Vaucluse, where John Stuart Mill stayed, was the site of Petrarch’s retirement, and ‘the Hôtel de Petrarque et Laure is rather a café frequented by Sunday excursionists. Formerly the landlord was a good cook, and, judging from the Strangers’ Book, the fried trout and eels, soupe à la bisque, and coquille d’écrevisse, made a far deeper impression on some visitors than the souvenir of Laura; Petrarch himself has mentioned the fish of the Sorgues with praise.’

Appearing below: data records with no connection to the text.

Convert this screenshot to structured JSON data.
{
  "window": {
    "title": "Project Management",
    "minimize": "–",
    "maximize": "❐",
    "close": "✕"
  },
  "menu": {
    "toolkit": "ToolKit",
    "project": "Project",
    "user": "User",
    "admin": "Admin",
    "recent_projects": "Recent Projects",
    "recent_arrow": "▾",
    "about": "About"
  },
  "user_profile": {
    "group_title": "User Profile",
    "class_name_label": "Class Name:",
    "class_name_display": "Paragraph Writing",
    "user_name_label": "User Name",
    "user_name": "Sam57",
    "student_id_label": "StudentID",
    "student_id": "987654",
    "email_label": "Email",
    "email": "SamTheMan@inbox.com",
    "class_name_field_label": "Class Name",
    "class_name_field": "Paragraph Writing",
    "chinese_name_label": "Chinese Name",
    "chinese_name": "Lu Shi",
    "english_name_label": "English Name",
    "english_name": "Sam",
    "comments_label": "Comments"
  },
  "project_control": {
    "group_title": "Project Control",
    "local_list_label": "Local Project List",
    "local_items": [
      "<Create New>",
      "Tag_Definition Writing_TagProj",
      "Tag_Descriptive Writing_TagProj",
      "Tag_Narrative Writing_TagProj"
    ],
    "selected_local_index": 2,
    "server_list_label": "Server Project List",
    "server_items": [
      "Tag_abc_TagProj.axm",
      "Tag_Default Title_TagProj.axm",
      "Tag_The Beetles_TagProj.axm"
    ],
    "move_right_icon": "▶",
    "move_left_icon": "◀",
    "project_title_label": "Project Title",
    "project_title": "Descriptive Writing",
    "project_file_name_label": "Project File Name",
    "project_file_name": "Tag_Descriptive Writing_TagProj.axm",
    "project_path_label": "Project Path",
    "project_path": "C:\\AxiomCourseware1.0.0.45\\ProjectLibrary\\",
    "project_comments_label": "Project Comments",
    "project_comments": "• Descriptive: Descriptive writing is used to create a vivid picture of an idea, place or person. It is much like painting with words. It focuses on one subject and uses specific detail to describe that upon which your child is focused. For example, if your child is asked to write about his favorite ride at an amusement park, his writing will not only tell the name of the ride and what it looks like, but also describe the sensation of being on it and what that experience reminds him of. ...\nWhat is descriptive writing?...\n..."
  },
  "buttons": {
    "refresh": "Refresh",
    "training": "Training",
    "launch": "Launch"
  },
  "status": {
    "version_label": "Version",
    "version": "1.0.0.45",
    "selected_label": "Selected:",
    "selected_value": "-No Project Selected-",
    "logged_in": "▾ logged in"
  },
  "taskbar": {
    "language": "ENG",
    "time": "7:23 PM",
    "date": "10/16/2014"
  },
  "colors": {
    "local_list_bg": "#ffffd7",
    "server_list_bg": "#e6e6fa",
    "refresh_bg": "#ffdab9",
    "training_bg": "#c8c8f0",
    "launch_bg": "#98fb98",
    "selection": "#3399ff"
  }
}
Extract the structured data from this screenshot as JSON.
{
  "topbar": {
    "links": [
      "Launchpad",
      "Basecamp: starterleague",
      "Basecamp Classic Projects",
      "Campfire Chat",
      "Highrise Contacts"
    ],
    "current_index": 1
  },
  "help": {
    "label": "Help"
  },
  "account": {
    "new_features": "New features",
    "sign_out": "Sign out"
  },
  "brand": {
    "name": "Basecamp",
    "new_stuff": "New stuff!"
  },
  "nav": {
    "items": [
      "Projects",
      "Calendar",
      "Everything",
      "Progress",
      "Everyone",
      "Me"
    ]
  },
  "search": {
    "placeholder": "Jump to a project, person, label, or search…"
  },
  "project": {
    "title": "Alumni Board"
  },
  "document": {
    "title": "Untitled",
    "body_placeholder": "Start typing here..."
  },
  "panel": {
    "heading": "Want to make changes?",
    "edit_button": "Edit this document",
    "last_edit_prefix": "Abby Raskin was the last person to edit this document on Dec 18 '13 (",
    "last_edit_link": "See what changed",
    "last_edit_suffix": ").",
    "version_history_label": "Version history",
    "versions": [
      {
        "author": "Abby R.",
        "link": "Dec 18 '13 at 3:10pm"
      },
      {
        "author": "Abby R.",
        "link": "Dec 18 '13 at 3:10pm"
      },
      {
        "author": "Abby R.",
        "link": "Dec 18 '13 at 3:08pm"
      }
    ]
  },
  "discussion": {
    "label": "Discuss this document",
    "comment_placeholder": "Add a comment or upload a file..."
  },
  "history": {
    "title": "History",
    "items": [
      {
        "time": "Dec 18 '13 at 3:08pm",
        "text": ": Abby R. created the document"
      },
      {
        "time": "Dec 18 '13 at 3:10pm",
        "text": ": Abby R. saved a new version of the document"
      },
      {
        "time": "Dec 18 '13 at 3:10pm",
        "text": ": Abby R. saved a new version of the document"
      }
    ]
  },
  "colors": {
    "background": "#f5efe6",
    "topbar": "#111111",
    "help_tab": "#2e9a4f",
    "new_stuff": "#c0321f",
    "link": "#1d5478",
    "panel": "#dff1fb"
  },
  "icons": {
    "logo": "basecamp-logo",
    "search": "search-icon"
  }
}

Going southwest into the Languedoc — then, as now, the ‘wrong’ side of the Rhône — we may refer to the impressions of Charlotte Eaton, the intrepid lady-traveller quoted earlier. She found that part of France looking dull, uninteresting and neglected: ‘… the want of wood, of corn, of pasture, of animals, and even of birds; its general desertion both by the proprietor and the peasant, and the absence of life and human habitation, have a most melancholy effect, and accord but too well with the heartless and discontented appearance of the people, who herd together in villages composed of long, narrow streets of miserable hovels, the filth and wretchedness of which I shall never forget. Not a single neat cottage by the way-side, or rural hamlet, or snug farm-house is to be seen; even the château is rare, and when it appears, it is in a state of dilapidation and decay, and the very abode of gloom; not surrounded with pleasure-grounds, or woods, or parks, or gardens, but with a filthy village appended to its formal court-yard. How often did the cheerful cottages, and happy country seats of our smiling country, recur to my mind as I journeyed through the bepraised, but dreary scenes of Languedoc and Provence!’
Nîmes was the birthplace of Nicot, Murray says, a physician who first introduced tobacco into France (called after him nicotiana, or nicotine); and of Guizot, the historian, ‘whose father, an advocate, was guillotined during the Reign of Terror’.